Kidney biopsy

During a kidney biopsy — also called renal biopsy — your doctor removes a small piece of kidney tissue to examine under a microscope for signs of damage or disease.

Your doctor may recommend a kidney biopsy to diagnose a suspected kidney problem, determine the severity of kidney disease or monitor treatment for kidney disease. You also may need a kidney biopsy if you've had a kidney transplant that's not working properly.

Most often, a doctor performs a kidney biopsy by inserting a thin needle through the skin — a procedure known as percutaneous kidney biopsy. An imaging device helps the doctor guide the needle into the kidney to remove tissue.
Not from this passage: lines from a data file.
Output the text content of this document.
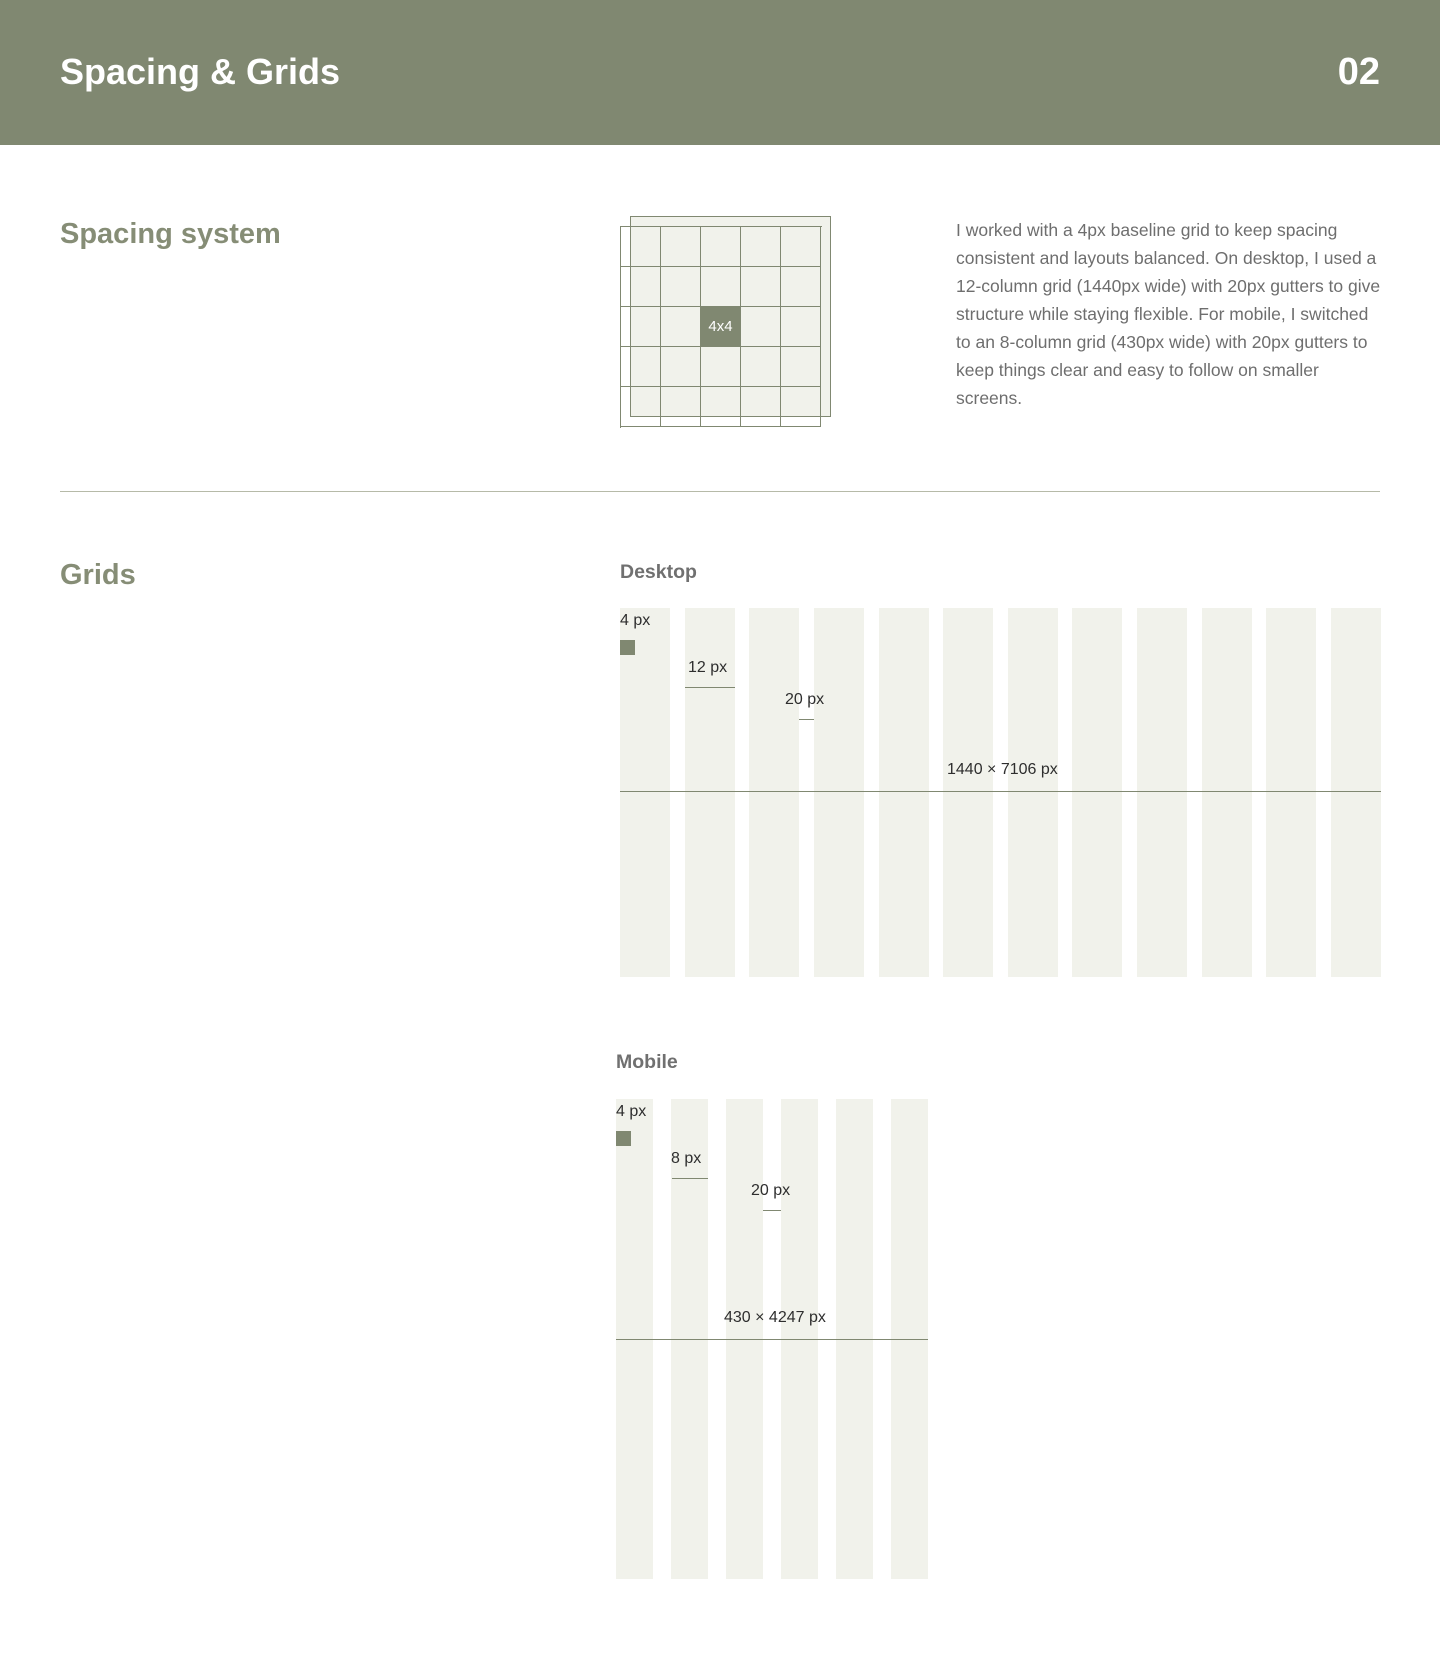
Spacing & Grids	02
Spacing system
4x4

I worked with a 4px baseline grid to keep spacing consistent and layouts balanced. On desktop, I used a 12-column grid (1440px wide) with 20px gutters to give structure while staying flexible. For mobile, I switched to an 8-column grid (430px wide) with 20px gutters to keep things clear and easy to follow on smaller screens.

Grids	Desktop
4 px
12 px
20 px
1440 × 7106 px
Mobile
4 px
8 px
20 px
430 × 4247 px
Why it's done Risks How you prepare What you can expect Results

A kidney biopsy may be done to:

  • Diagnose a kidney problem that can't otherwise be identified
  • Help develop treatment plans based on the kidney's condition
  • Determine how quickly kidney disease is progressing
  • Determine the extent of damage from kidney disease or another disease
  • Evaluate how well treatment for kidney disease is working
  • Find out why a transplanted kidney isn't working properly

Your doctor may recommend a kidney biopsy based on the results of blood or urine tests that show:

  • Blood in the urine (hematuria) that's localized to the kidney
  • Protein in the urine (proteinuria) that's excessive, rising or accompanied by other signs of kidney disease
  • Problems with kidney function, leading to excessive waste products in the blood

Not everyone with these problems needs a kidney biopsy. The decision is based on your signs and symptoms, test results, and overall health.